Маша вырвалась и крикнула:
– Да никого нет дома! Объясни же наконец, что случилось?
– Ничего особенного… Ну… подрался! – Поскольку его врагиня, тетя Вера, отсутствовала, Андрей ответил громко и выразительно. Его распирало чувство законной гордости. Он наконец-то подрался! Первый раз в жизни! И ведь не просто подрался! Он победил! Голыми руками, как и предполагал!
– С кем? С ними?
– С ними! – не менее гордо ответил Андрей.
– Что-то не пойму, откуда кровь течет, – озабоченно проговорила Маша, опять принявшись разглядывать его лицо и ощупывать тело.
– Это не моя кровь, Машка! Это зарудинская!

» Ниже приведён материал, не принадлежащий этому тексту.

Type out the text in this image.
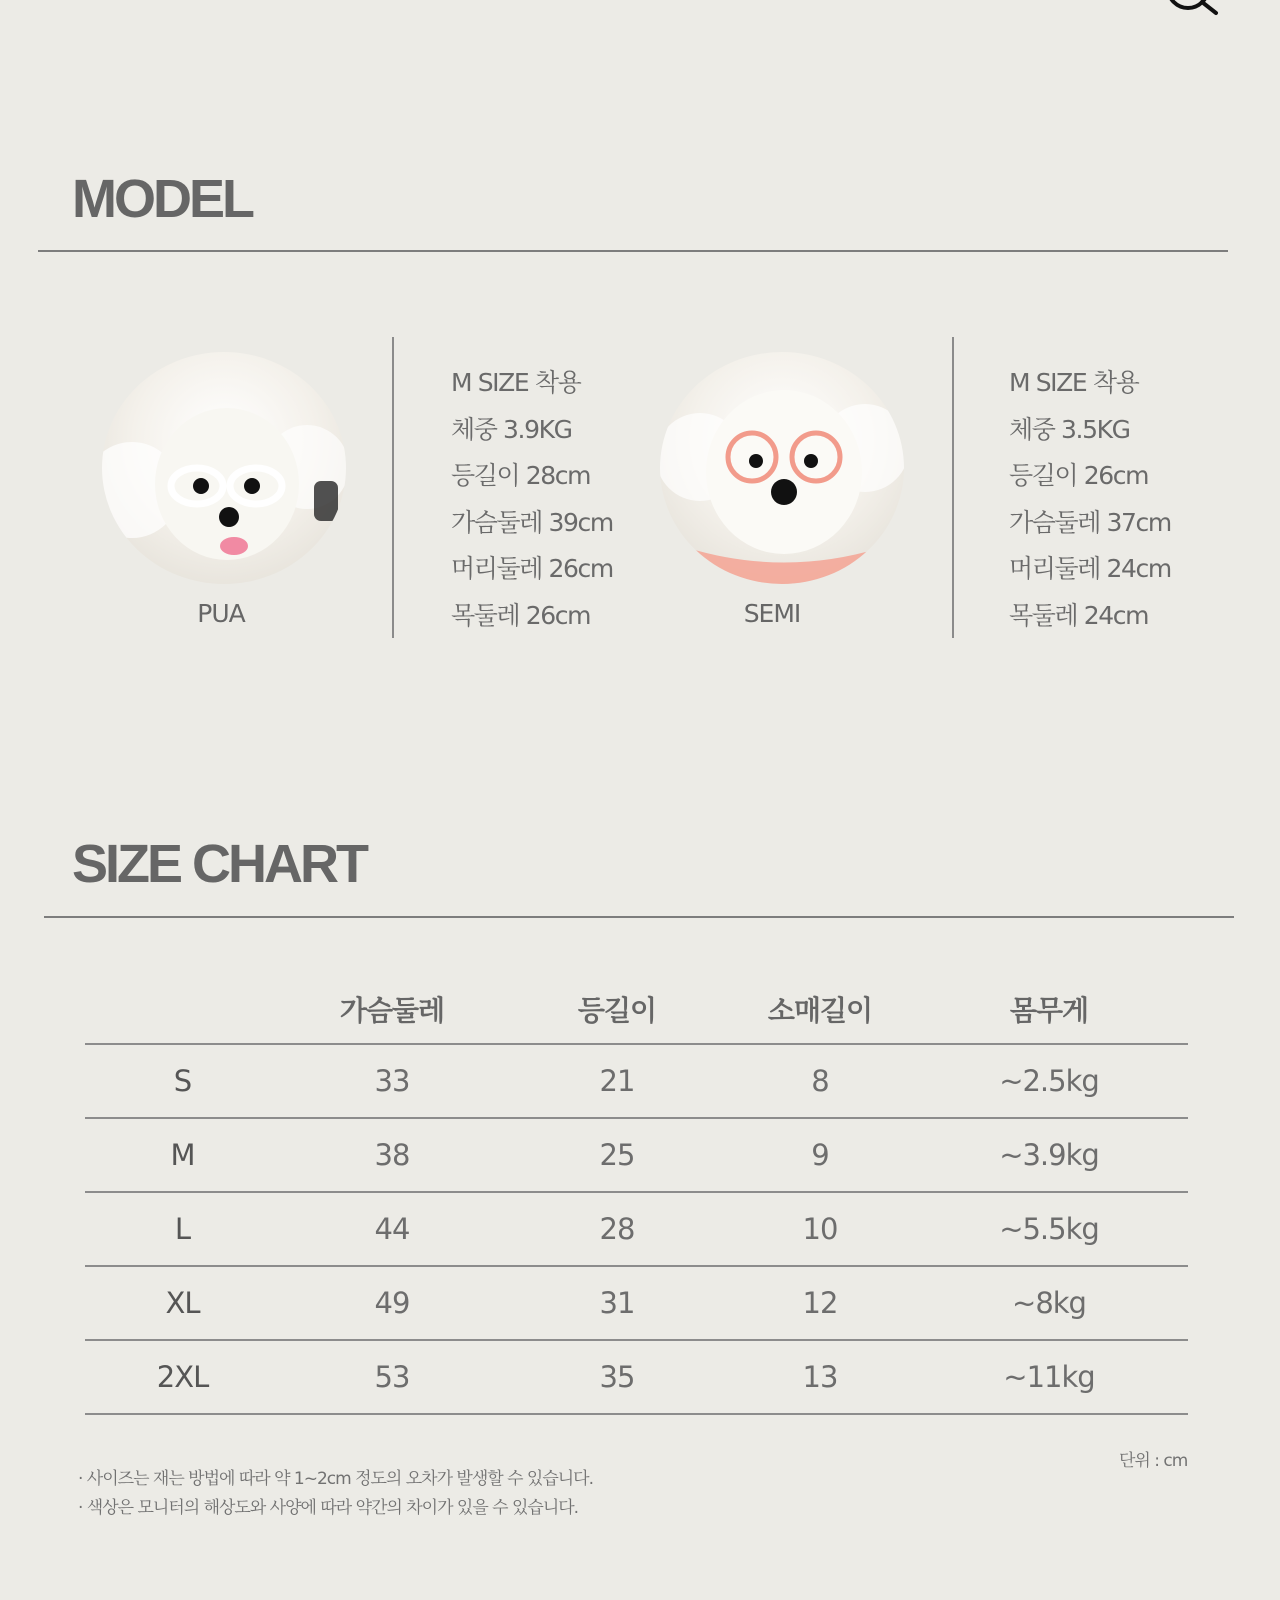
MODEL
PUA
M SIZE 착용
체중 3.9KG
등길이 28cm
가슴둘레 39cm
머리둘레 26cm
목둘레 26cm	SEMI
M SIZE 착용
체중 3.5KG
등길이 26cm
가슴둘레 37cm
머리둘레 24cm
목둘레 24cm
SIZE CHART
	가슴둘레	등길이	소매길이	몸무게
S	33	21	8	~2.5kg
M	38	25	9	~3.9kg
L	44	28	10	~5.5kg
XL	49	31	12	~8kg
2XL	53	35	13	~11kg
단위 : cm
· 사이즈는 재는 방법에 따라 약 1~2cm 정도의 오차가 발생할 수 있습니다.
· 색상은 모니터의 해상도와 사양에 따라 약간의 차이가 있을 수 있습니다.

– Да? – Маша недоверчиво заглянула ему в глаза.
– Ты, конечно, думаешь, что если я дрался с Зарудиным, то непременно он должен был меня уделать, да? Именно я должен валяться в крови и звать маму на помощь, так ведь?
– Нет… но…
– Они тоже так думали! Они думали, что я слабак… что меня можно одним пальцем…
– Что значит – они? Немоляев тоже с тобой дрался?
– Он? Нет… Он не мог. У него же плечо… – не стал врать Андрей. – Ты же знаешь…
– Кстати! Откуда у тебя пистолет? – сразу сменила тему девушка.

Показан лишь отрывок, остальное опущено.